The Anchor and Root Timeframes
How to spot trends versus contraction stages for added directional probability
So far, we have looked at the Diagonal Entry Model as a continuation or reversal model and explored how we use the EMA9 across timeframes to tell us when to engage and when to lock in.
You may have understood that the Diagonal Entry Model is a trend trading tool, and it works only when there is an EMA9 trend. Now, where there are EMA9 trends on multiple timeframes, trading with the trend is an easy feat. When there are no trends on higher timeframes, for example during hourly turns or consolidations, lower timeframe setups become lower probability and we have to change our approach.
The 10 minute timeframe (M10) is key to identifying these two different modes of price behaviour. We have explored the significance of the M10 EMA50 in the previous instruction, and I have explained how and why I have framed my day trading rules.

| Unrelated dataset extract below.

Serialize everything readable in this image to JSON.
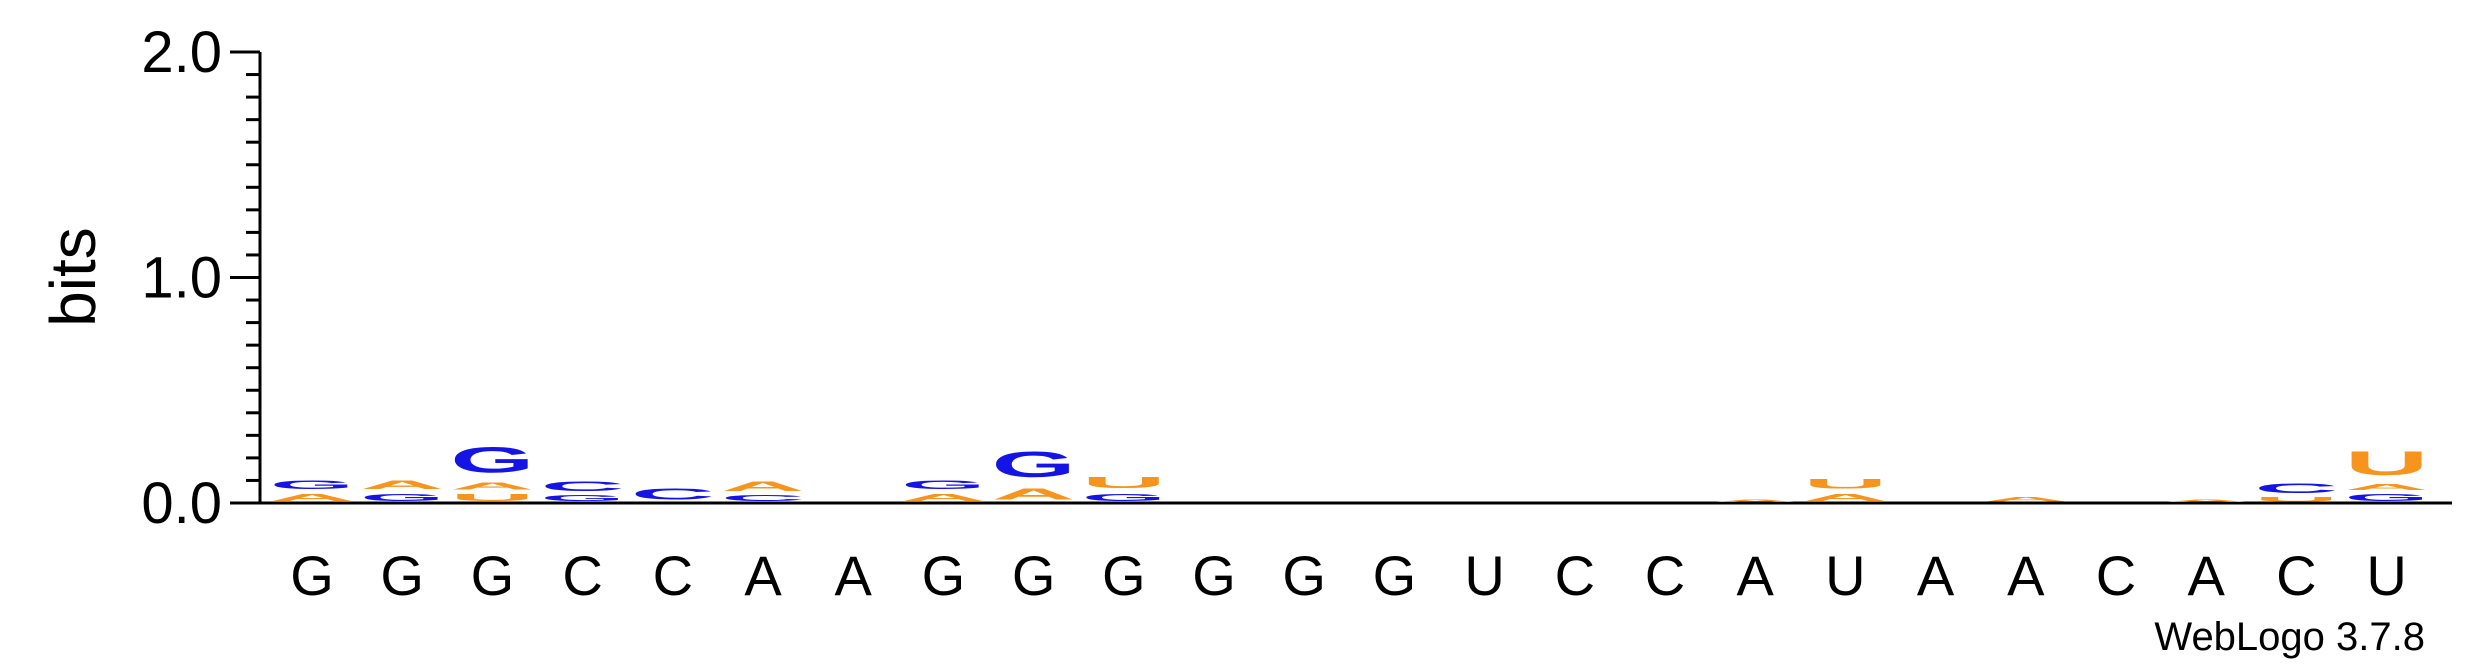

In this article, we will explore the relationship between M10 and H1.
M10 Anchor Timeframe
M10 EMA50 to trade along H1 EMA9;
M10 EMA9 to guide M2/M5 setups.
I think the best way for me to show explain how I look at price action, is through an example. First of all, it is important to understand that there are only two different market stages: contraction and expansion. As a trader, the highest probability to make money is when the hourly timeframe is trending (expansion). When hourly trends end, the initial turn still has upward momentum, but many lower timeframe break out attempts start to fail as the hourly timeframe is now consolidating (contraction).
Here is a simplification of trend structure. Wherever you poke on a chart, you will either find a consolidation or a trend. There is nothing else.
Study this diagram and look at H1 EMA9.
For the next slide, we will explore how the hourly structures look on the M10 timeframe, to illustrate how these trend structures align.
First we’ll have a look at the hourly failed breakdown attempt and the reversal. I want you to see the following things:
H1 EMA9 is going sideways through the candles and it doesn’t reject price;
H1 EMA50 is hovering above price and attempting to reject until at the end, buyers reclaim and break out;
M10 is chopping. There are good spikes for 40 to 50 points into both directions, but all of them get rejected. The M10 EMA50 is crossing through the candles, exactly like H1 EMA9.